Cyclodextrins as reliable solubilizationtools for BCS class II and IV drugs

Title : Cyclodextrins as reliable solubilizationtools for BCS class II and IV drugs

Abstract:

In recent years, formulator’s attention was focusing on cyclodextrins as a solubilizing tool for their stubborn APIs (BCS class II and IV)). The reason is obvious: easy to scale up and a successful presence of APIs solubilized with cyclodextrins as both liquid and solid dosage form, on the market. This presentation is centered on a coherent approach of insoluble APIs solubilization by cyclodextrincomplexation in liquid phase and as solid dispersions (by kneading, spray drying, lyophilization and physical mix) through case studies (carbamazepine, danazol, albendazole, furosemide, zotepine, zaleplon, lorazepam, NSAIDs, etc.). Based on physical and chemical properties of your API , specifically : how many atoms (C, P, S, and N ) the skeleton of the drug molecule holds, how many condensed rings, water solubility ,melting point temperature, molecular weight ,electrostatic charge, log P, pKa, stability issues (chemical, photo, etc.) it is easy to decide if cyclodextrins are the answer to its solubilization. If solubilization optimization is not needed for a good performance of your API and you still wonder “why cyclodextrincomplexation?“ you should to not forget that they can additionally offer: increased stability (physical, chemical), masked taste /odor, convert liquid forms into amorphous powders, new formulation, new routs of administration, patent extension increased shelf life, etc.
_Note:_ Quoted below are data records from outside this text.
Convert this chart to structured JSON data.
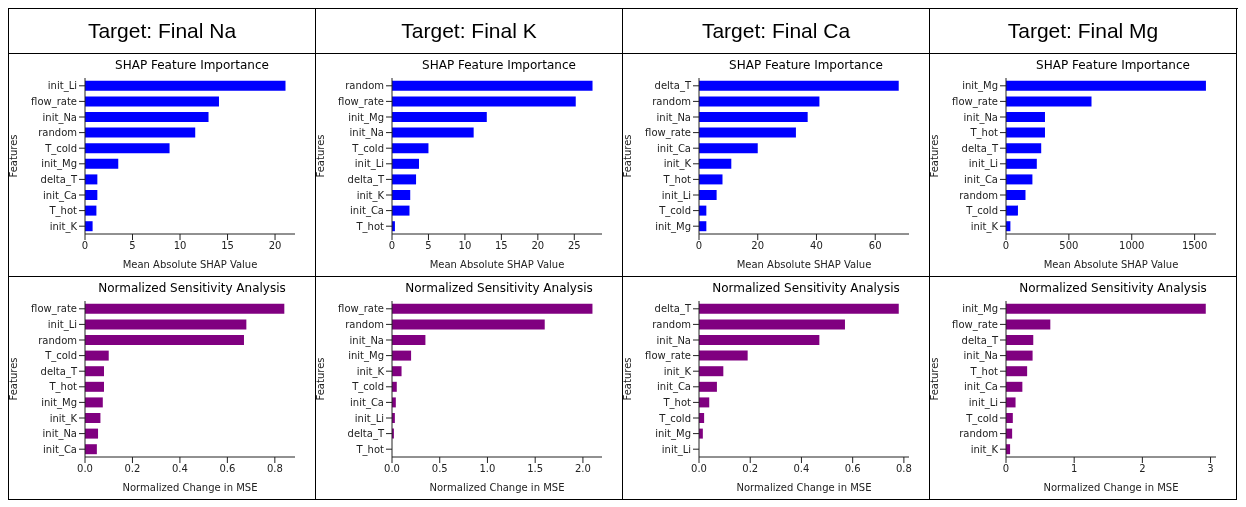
{
  "chart_data": [
    {
      "type": "other",
      "title": "Target: Final Na"
    },
    {
      "type": "other",
      "title": "Target: Final K"
    },
    {
      "type": "other",
      "title": "Target: Final Ca"
    },
    {
      "type": "other",
      "title": "Target: Final Mg"
    },
    {
      "type": "bar",
      "orientation": "horizontal",
      "title": "SHAP Feature Importance",
      "xlabel": "Mean Absolute SHAP Value",
      "ylabel": "Features",
      "categories": [
        "init_Li",
        "flow_rate",
        "init_Na",
        "random",
        "T_cold",
        "init_Mg",
        "delta_T",
        "init_Ca",
        "T_hot",
        "init_K"
      ],
      "values": [
        21.1,
        14.1,
        13.0,
        11.6,
        8.9,
        3.5,
        1.3,
        1.3,
        1.2,
        0.8
      ],
      "color": "#0000ff",
      "xlim": [
        0,
        22.1
      ],
      "xticks": [
        0,
        5,
        10,
        15,
        20
      ]
    },
    {
      "type": "bar",
      "orientation": "horizontal",
      "title": "SHAP Feature Importance",
      "xlabel": "Mean Absolute SHAP Value",
      "ylabel": "Features",
      "categories": [
        "random",
        "flow_rate",
        "init_Mg",
        "init_Na",
        "T_cold",
        "init_Li",
        "delta_T",
        "init_K",
        "init_Ca",
        "T_hot"
      ],
      "values": [
        27.5,
        25.2,
        13.0,
        11.2,
        5.0,
        3.7,
        3.3,
        2.5,
        2.4,
        0.4
      ],
      "color": "#0000ff",
      "xlim": [
        0,
        28.8
      ],
      "xticks": [
        0,
        5,
        10,
        15,
        20,
        25
      ]
    },
    {
      "type": "bar",
      "orientation": "horizontal",
      "title": "SHAP Feature Importance",
      "xlabel": "Mean Absolute SHAP Value",
      "ylabel": "Features",
      "categories": [
        "delta_T",
        "random",
        "init_Na",
        "flow_rate",
        "init_Ca",
        "init_K",
        "T_hot",
        "init_Li",
        "T_cold",
        "init_Mg"
      ],
      "values": [
        68,
        41,
        37,
        33,
        20,
        11,
        8,
        6,
        2.5,
        2.5
      ],
      "color": "#0000ff",
      "xlim": [
        0,
        71.5
      ],
      "xticks": [
        0,
        20,
        40,
        60
      ]
    },
    {
      "type": "bar",
      "orientation": "horizontal",
      "title": "SHAP Feature Importance",
      "xlabel": "Mean Absolute SHAP Value",
      "ylabel": "Features",
      "categories": [
        "init_Mg",
        "flow_rate",
        "init_Na",
        "T_hot",
        "delta_T",
        "init_Li",
        "init_Ca",
        "random",
        "T_cold",
        "init_K"
      ],
      "values": [
        1590,
        680,
        310,
        310,
        280,
        245,
        210,
        155,
        95,
        35
      ],
      "color": "#0000ff",
      "xlim": [
        0,
        1670
      ],
      "xticks": [
        0,
        500,
        1000,
        1500
      ]
    },
    {
      "type": "bar",
      "orientation": "horizontal",
      "title": "Normalized Sensitivity Analysis",
      "xlabel": "Normalized Change in MSE",
      "ylabel": "Features",
      "categories": [
        "flow_rate",
        "init_Li",
        "random",
        "T_cold",
        "delta_T",
        "T_hot",
        "init_Mg",
        "init_K",
        "init_Na",
        "init_Ca"
      ],
      "values": [
        0.84,
        0.68,
        0.67,
        0.1,
        0.08,
        0.08,
        0.075,
        0.065,
        0.055,
        0.05
      ],
      "color": "#800080",
      "xlim": [
        0,
        0.885
      ],
      "xticks": [
        {
          "value": 0,
          "label": "0.0"
        },
        0.2,
        0.4,
        0.6,
        0.8
      ]
    },
    {
      "type": "bar",
      "orientation": "horizontal",
      "title": "Normalized Sensitivity Analysis",
      "xlabel": "Normalized Change in MSE",
      "ylabel": "Features",
      "categories": [
        "flow_rate",
        "random",
        "init_Na",
        "init_Mg",
        "init_K",
        "T_cold",
        "init_Ca",
        "init_Li",
        "delta_T",
        "T_hot"
      ],
      "values": [
        2.1,
        1.6,
        0.35,
        0.2,
        0.1,
        0.05,
        0.04,
        0.03,
        0.02,
        0
      ],
      "color": "#800080",
      "xlim": [
        0,
        2.2
      ],
      "xticks": [
        {
          "value": 0,
          "label": "0.0"
        },
        0.5,
        {
          "value": 1,
          "label": "1.0"
        },
        1.5,
        {
          "value": 2,
          "label": "2.0"
        }
      ]
    },
    {
      "type": "bar",
      "orientation": "horizontal",
      "title": "Normalized Sensitivity Analysis",
      "xlabel": "Normalized Change in MSE",
      "ylabel": "Features",
      "categories": [
        "delta_T",
        "random",
        "init_Na",
        "flow_rate",
        "init_K",
        "init_Ca",
        "T_hot",
        "T_cold",
        "init_Mg",
        "init_Li"
      ],
      "values": [
        0.78,
        0.57,
        0.47,
        0.19,
        0.095,
        0.07,
        0.04,
        0.02,
        0.015,
        0
      ],
      "color": "#800080",
      "xlim": [
        0,
        0.82
      ],
      "xticks": [
        {
          "value": 0,
          "label": "0.0"
        },
        0.2,
        0.4,
        0.6,
        0.8
      ]
    },
    {
      "type": "bar",
      "orientation": "horizontal",
      "title": "Normalized Sensitivity Analysis",
      "xlabel": "Normalized Change in MSE",
      "ylabel": "Features",
      "categories": [
        "init_Mg",
        "flow_rate",
        "delta_T",
        "init_Na",
        "T_hot",
        "init_Ca",
        "init_Li",
        "T_cold",
        "random",
        "init_K"
      ],
      "values": [
        2.93,
        0.65,
        0.4,
        0.39,
        0.31,
        0.24,
        0.14,
        0.1,
        0.09,
        0.06
      ],
      "color": "#800080",
      "xlim": [
        0,
        3.08
      ],
      "xticks": [
        0,
        1,
        2,
        3
      ]
    }
  ]
}
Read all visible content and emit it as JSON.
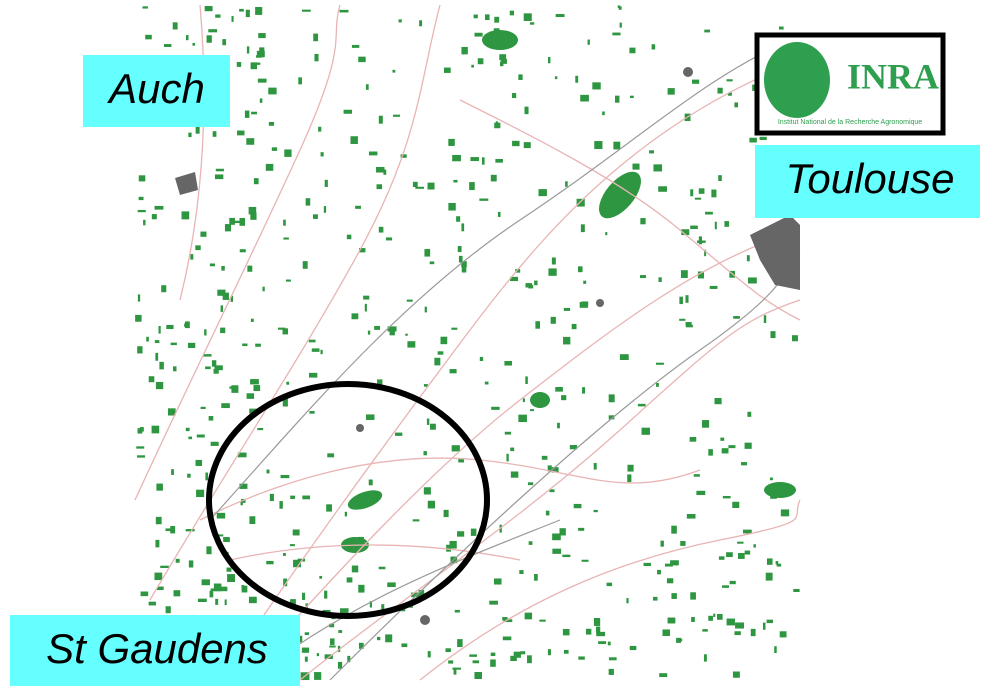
{
  "labels": {
    "auch": "Auch",
    "toulouse": "Toulouse",
    "st_gaudens": "St Gaudens"
  },
  "logo": {
    "name": "INRA",
    "subtitle": "Institut National de la Recherche Agronomique"
  }
}
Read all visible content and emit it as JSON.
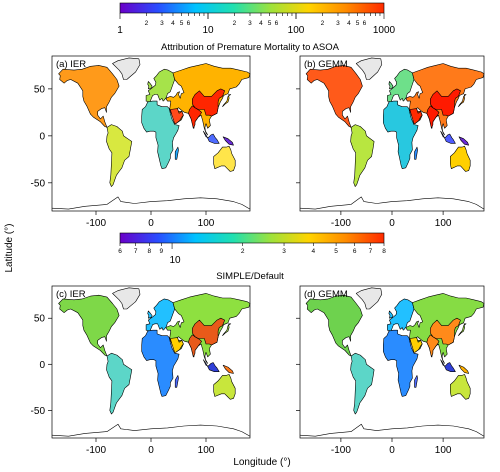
{
  "colorbars": {
    "top": {
      "title": "Attribution of Premature Mortality to ASOA",
      "major_labels": [
        "1",
        "10",
        "100",
        "1000"
      ],
      "minor_labels": [
        "2",
        "3",
        "4",
        "5",
        "6"
      ],
      "colors": [
        "#6a00c8",
        "#2a4cff",
        "#00c2ff",
        "#20e0b0",
        "#9ee23c",
        "#ffd400",
        "#ff8a00",
        "#ff2a00"
      ]
    },
    "bottom": {
      "title": "SIMPLE/Default",
      "minor_left": [
        "6",
        "7",
        "8",
        "9"
      ],
      "major_mid": "10",
      "minor_right": [
        "2",
        "3",
        "4",
        "5",
        "6",
        "7",
        "8"
      ],
      "colors": [
        "#6a00c8",
        "#2a4cff",
        "#00c2ff",
        "#20e0b0",
        "#9ee23c",
        "#ffd400",
        "#ff8a00",
        "#ff2a00"
      ]
    }
  },
  "panels": [
    {
      "id": "a",
      "label": "(a) IER",
      "palette": [
        "#ff9a1a",
        "#ffb300",
        "#ffcc00",
        "#ffe54a",
        "#d8e840",
        "#a6e34a",
        "#5cd6c8",
        "#22aaff",
        "#4e6bff",
        "#6a2bd8",
        "#ff4a1a",
        "#ff2600",
        "#e8e8e8"
      ],
      "tint": "#ffa41a"
    },
    {
      "id": "b",
      "label": "(b) GEMM",
      "palette": [
        "#ff5a1a",
        "#ff7a1a",
        "#ff9a1a",
        "#ffd000",
        "#b8e640",
        "#6ee08a",
        "#28c8e0",
        "#2a8cff",
        "#4e5bff",
        "#6a2bd8",
        "#ff2a00",
        "#ff1a00",
        "#e8e8e8"
      ],
      "tint": "#ff6a1a"
    },
    {
      "id": "c",
      "label": "(c) IER",
      "palette": [
        "#7ed848",
        "#8ee040",
        "#a6e34a",
        "#c8e63c",
        "#5cd6c8",
        "#22c0ff",
        "#2a8cff",
        "#4e6bff",
        "#3040d8",
        "#ff7a1a",
        "#ffd000",
        "#e85a1a",
        "#e8e8e8"
      ],
      "tint": "#8edc44"
    },
    {
      "id": "d",
      "label": "(d) GEMM",
      "palette": [
        "#6ed24e",
        "#86dc44",
        "#a6e34a",
        "#c8e63c",
        "#5cd6c8",
        "#22c0ff",
        "#2a8cff",
        "#4e6bff",
        "#3040d8",
        "#ffb000",
        "#ffd000",
        "#ff8a1a",
        "#e8e8e8"
      ],
      "tint": "#80d84a"
    }
  ],
  "axes": {
    "x_ticks": [
      "-100",
      "0",
      "100"
    ],
    "y_ticks": [
      "50",
      "0",
      "-50"
    ],
    "x_label": "Longitude (°)",
    "y_label": "Latitude (°)"
  }
}
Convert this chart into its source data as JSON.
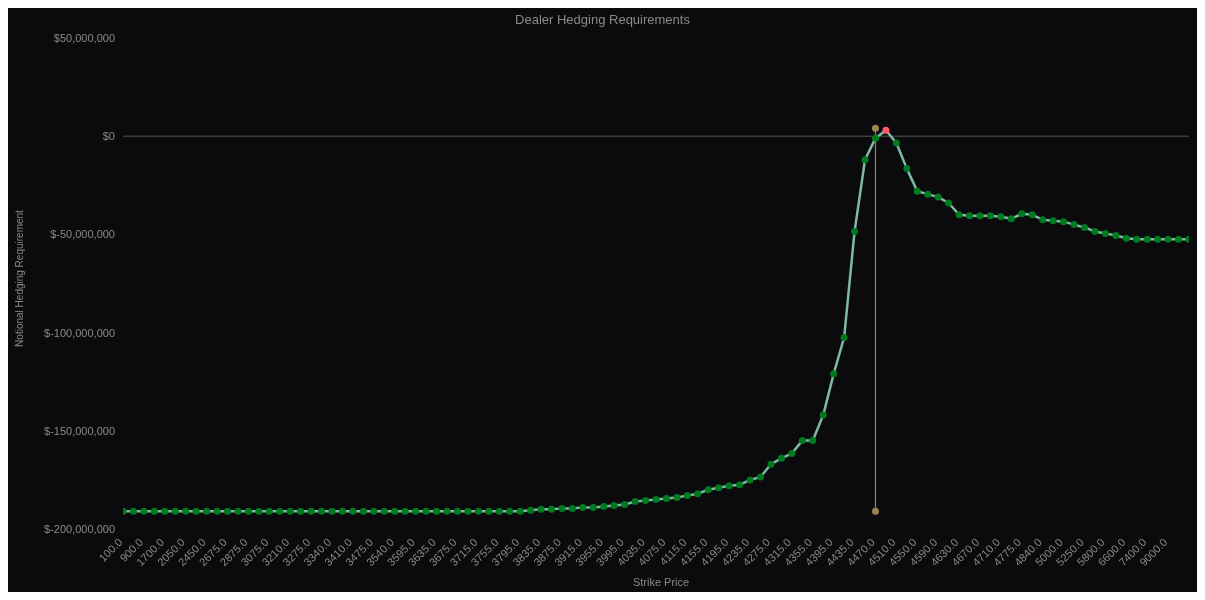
{
  "chart_data": {
    "type": "line",
    "title": "Dealer Hedging Requirements",
    "xlabel": "Strike Price",
    "ylabel": "Notional Hedging Requirement",
    "categories": [
      "100.0",
      null,
      "900.0",
      null,
      "1700.0",
      null,
      "2050.0",
      null,
      "2450.0",
      null,
      "2675.0",
      null,
      "2875.0",
      null,
      "3075.0",
      null,
      "3210.0",
      null,
      "3275.0",
      null,
      "3340.0",
      null,
      "3410.0",
      null,
      "3475.0",
      null,
      "3540.0",
      null,
      "3595.0",
      null,
      "3635.0",
      null,
      "3675.0",
      null,
      "3715.0",
      null,
      "3755.0",
      null,
      "3795.0",
      null,
      "3835.0",
      null,
      "3875.0",
      null,
      "3915.0",
      null,
      "3955.0",
      null,
      "3995.0",
      null,
      "4035.0",
      null,
      "4075.0",
      null,
      "4115.0",
      null,
      "4155.0",
      null,
      "4195.0",
      null,
      "4235.0",
      null,
      "4275.0",
      null,
      "4315.0",
      null,
      "4355.0",
      null,
      "4395.0",
      null,
      "4435.0",
      null,
      "4470.0",
      null,
      "4510.0",
      null,
      "4550.0",
      null,
      "4590.0",
      null,
      "4630.0",
      null,
      "4670.0",
      null,
      "4710.0",
      null,
      "4775.0",
      null,
      "4840.0",
      null,
      "5000.0",
      null,
      "5250.0",
      null,
      "5800.0",
      null,
      "6600.0",
      null,
      "7400.0",
      null,
      "9000.0",
      null,
      null
    ],
    "series": [
      {
        "color": "#7fb8a4",
        "marker": "circle",
        "values": [
          -191000000,
          -191000000,
          -191000000,
          -191000000,
          -191000000,
          -191000000,
          -191000000,
          -191000000,
          -191000000,
          -191000000,
          -191000000,
          -191000000,
          -191000000,
          -191000000,
          -191000000,
          -191000000,
          -191000000,
          -191000000,
          -191000000,
          -191000000,
          -191000000,
          -191000000,
          -191000000,
          -191000000,
          -191000000,
          -191000000,
          -191000000,
          -191000000,
          -191000000,
          -191000000,
          -191000000,
          -191000000,
          -191000000,
          -191000000,
          -191000000,
          -191000000,
          -191000000,
          -191000000,
          -191000000,
          -190500000,
          -190000000,
          -190000000,
          -189500000,
          -189500000,
          -189000000,
          -189000000,
          -188500000,
          -188000000,
          -187500000,
          -186000000,
          -185500000,
          -185000000,
          -184500000,
          -184000000,
          -183000000,
          -182000000,
          -180000000,
          -179000000,
          -178000000,
          -177500000,
          -175000000,
          -173500000,
          -167000000,
          -164000000,
          -161500000,
          -155000000,
          -155000000,
          -142000000,
          -121000000,
          -102500000,
          -48500000,
          -12000000,
          -1000000,
          3000000,
          -3500000,
          -16500000,
          -28000000,
          -29500000,
          -31000000,
          -34000000,
          -40000000,
          -40500000,
          -40500000,
          -40500000,
          -41000000,
          -42000000,
          -39500000,
          -40000000,
          -42500000,
          -43000000,
          -43500000,
          -45000000,
          -46500000,
          -48500000,
          -49500000,
          -50500000,
          -52000000,
          -52500000,
          -52500000,
          -52500000,
          -52500000,
          -52500000,
          -52500000
        ],
        "colors": [
          "#007a1e",
          "#007a1e",
          "#007a1e",
          "#007a1e",
          "#007a1e",
          "#007a1e",
          "#007a1e",
          "#007a1e",
          "#007a1e",
          "#007a1e",
          "#007a1e",
          "#007a1e",
          "#007a1e",
          "#007a1e",
          "#007a1e",
          "#007a1e",
          "#007a1e",
          "#007a1e",
          "#007a1e",
          "#007a1e",
          "#007a1e",
          "#007a1e",
          "#007a1e",
          "#007a1e",
          "#007a1e",
          "#007a1e",
          "#007a1e",
          "#007a1e",
          "#007a1e",
          "#007a1e",
          "#007a1e",
          "#007a1e",
          "#007a1e",
          "#007a1e",
          "#007a1e",
          "#007a1e",
          "#007a1e",
          "#007a1e",
          "#007a1e",
          "#007a1e",
          "#007a1e",
          "#007a1e",
          "#007a1e",
          "#007a1e",
          "#007a1e",
          "#007a1e",
          "#007a1e",
          "#007a1e",
          "#007a1e",
          "#007a1e",
          "#007a1e",
          "#007a1e",
          "#007a1e",
          "#007a1e",
          "#007a1e",
          "#007a1e",
          "#007a1e",
          "#007a1e",
          "#007a1e",
          "#007a1e",
          "#007a1e",
          "#007a1e",
          "#007a1e",
          "#007a1e",
          "#007a1e",
          "#007a1e",
          "#007a1e",
          "#007a1e",
          "#007a1e",
          "#007a1e",
          "#007a1e",
          "#007a1e",
          "#007a1e",
          "#ff5a64",
          "#007a1e",
          "#007a1e",
          "#007a1e",
          "#007a1e",
          "#007a1e",
          "#007a1e",
          "#007a1e",
          "#007a1e",
          "#007a1e",
          "#007a1e",
          "#007a1e",
          "#007a1e",
          "#007a1e",
          "#007a1e",
          "#007a1e",
          "#007a1e",
          "#007a1e",
          "#007a1e",
          "#007a1e",
          "#007a1e",
          "#007a1e",
          "#007a1e",
          "#007a1e",
          "#007a1e",
          "#007a1e",
          "#007a1e",
          "#007a1e",
          "#007a1e",
          "#007a1e"
        ]
      },
      {
        "color": "#9c8450",
        "marker": "circle",
        "x": [
          "4470.0",
          "4470.0"
        ],
        "values": [
          4000000,
          -191000000
        ]
      }
    ],
    "ylim": [
      -200000000,
      50000000
    ],
    "yticks": [
      {
        "value": -200000000,
        "label": "$-200,000,000"
      },
      {
        "value": -150000000,
        "label": "$-150,000,000"
      },
      {
        "value": -100000000,
        "label": "$-100,000,000"
      },
      {
        "value": -50000000,
        "label": "$-50,000,000"
      },
      {
        "value": 0,
        "label": "$0"
      },
      {
        "value": 50000000,
        "label": "$50,000,000"
      }
    ],
    "ref_lines": [
      {
        "axis": "y",
        "value": 0,
        "color": "#555555"
      }
    ],
    "grid": false
  }
}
Cyclodextrins in biotechnology are a very efficient tool in preparation of widespread use of serum-free and chemically defined (CD) media by replacing FBS (fetal bovine serum) by solubilizing cholesterol and fatty acids for supplementation of cell culture.
Takeaway Notes
•Based on physical and chemical properties of your API, dose and route of administration you can decide even in preformulation stage if cyclodextrins can solubilize your API
•Identify the type of cyclodextrin and the most efficient process suitable for your API formulation
•Summarize the advantages and cyclodextrin flexibility in liquid and solid dispersions formulation and scaling up processes

Biography:

Dr. Carmen Popescu got her B.S. degree in Physics and Ph.D. in Biophysics at University of Bucharest, Romania. She is a Senior Project Coordinator at Roquette America Inc., located in Geneva, Illinois. She came to USA in 1999, as an Associate Professor with University of Illinois at Chicago, College of Pharmacy where she is still an Adjunct Associate Professor. In her career, she focused on the development of classic dosage forms (liquid, semi-solid and solid dosage forms formulation) as well as drug delivery systems (microparticles, nanoparticles, liposomes, niozome) for small and large molecules. She has published over 120 research papers, book chapters and presentations. You can find her publications on: https://www.researchgate.net/profile/Carmen_Popescu3

She is also an Adjunct Associate Professor with Roosevelt University and University of Tennessee. She is teaching in “Tablets & Capsules Hands-on Short Course” at Univ. of Maryland and “Hands-on Tablet Technology Course “at Univ. of Mississippi.